At the last moment he gave the signal. The thirteen men roared and charged and fired.

The wild and dangerous mob, hundreds strong, faced with this sudden terror, halted, staggered, turned and fled. It was uncanny. Within thirty seconds it had melted away. Two bodies were left in the street: one young man had been shot through the neck and was dying or dead; the other, an old man with a white beard, had fallen and been crushed by the retreating mob. He was badly, perhaps fatally, injured. Slippers and sticks were scattered here and there. There was blood in several places in the alley, so it was apparent that there had been other injuries, possibly deaths. Friends or members of their families had probably dragged the bodies back into the doorways of neighbouring houses. No one wanted to be brought to the attention of the police.

The DM looked around at his men. A couple of them were trembling, most of them were jubilant. None of them was injured. He caught the head constable’s eye. Both of them started laughing with relief, then stopped. A couple of women were wailing in nearby houses. Otherwise, everything was peaceful or, rather, still.





5.4


THE next day L.N. Agarwal visited his only child, his married daughter Priya. He did so because he liked visiting her and her husband, and also to escape from the panic-stricken MLAs of his faction who were desperately worried about the aftermath of the firing in Chowk, and were making his life miserable with their misery.

L.N. Agarwal’s daughter lived in Old Brahmpur in the Shahi Darvaza area, not far from Misri Mandi where her childhood friend Veena Tandon lived. Priya lived in a joint family which included her husband’s brothers and their wives and children.

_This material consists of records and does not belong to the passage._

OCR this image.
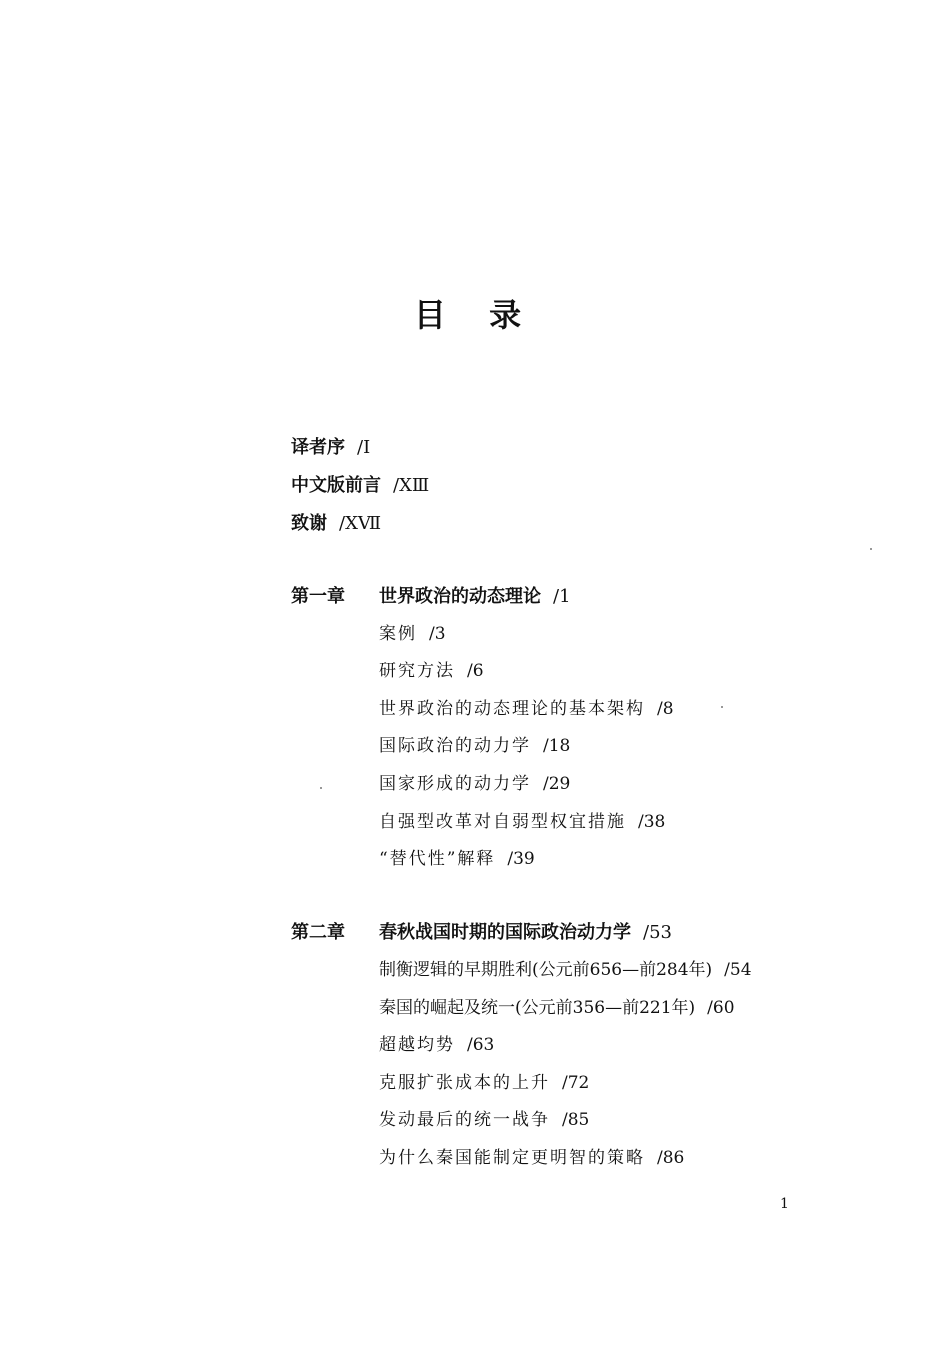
目 录
译者序 /Ⅰ
中文版前言 /ⅩⅢ
致谢 /ⅩⅦ
第一章 世界政治的动态理论 /1
案例 /3
研究方法 /6
世界政治的动态理论的基本架构 /8
国际政治的动力学 /18
国家形成的动力学 /29
自强型改革对自弱型权宜措施 /38
“替代性”解释 /39
第二章 春秋战国时期的国际政治动力学 /53
制衡逻辑的早期胜利(公元前656—前284年) /54
秦国的崛起及统一(公元前356—前221年) /60
超越均势 /63
克服扩张成本的上升 /72
发动最后的统一战争 /85
为什么秦国能制定更明智的策略 /86
1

Her husband was Ram Vilas Goyal, a lawyer with a practice concentrated mainly in the District Court – though he did appear in the High Court from time to time. He worked mainly on civil, not criminal cases. He was a placid, good-natured, bland-featured man, sparing with his words, and with only a mild interest in politics. Law and a little business on the side was enough for him; that and a calm family background and the peaceful ratchet of routine, which he expected Priya to provide. His colleagues respected him for his scrupulous honesty and his slow but clear-headed legal abilities. And his father-in-law the Home Minister enjoyed talking to him: he maintained confidences, refrained from giving advice, and had no passion for politics.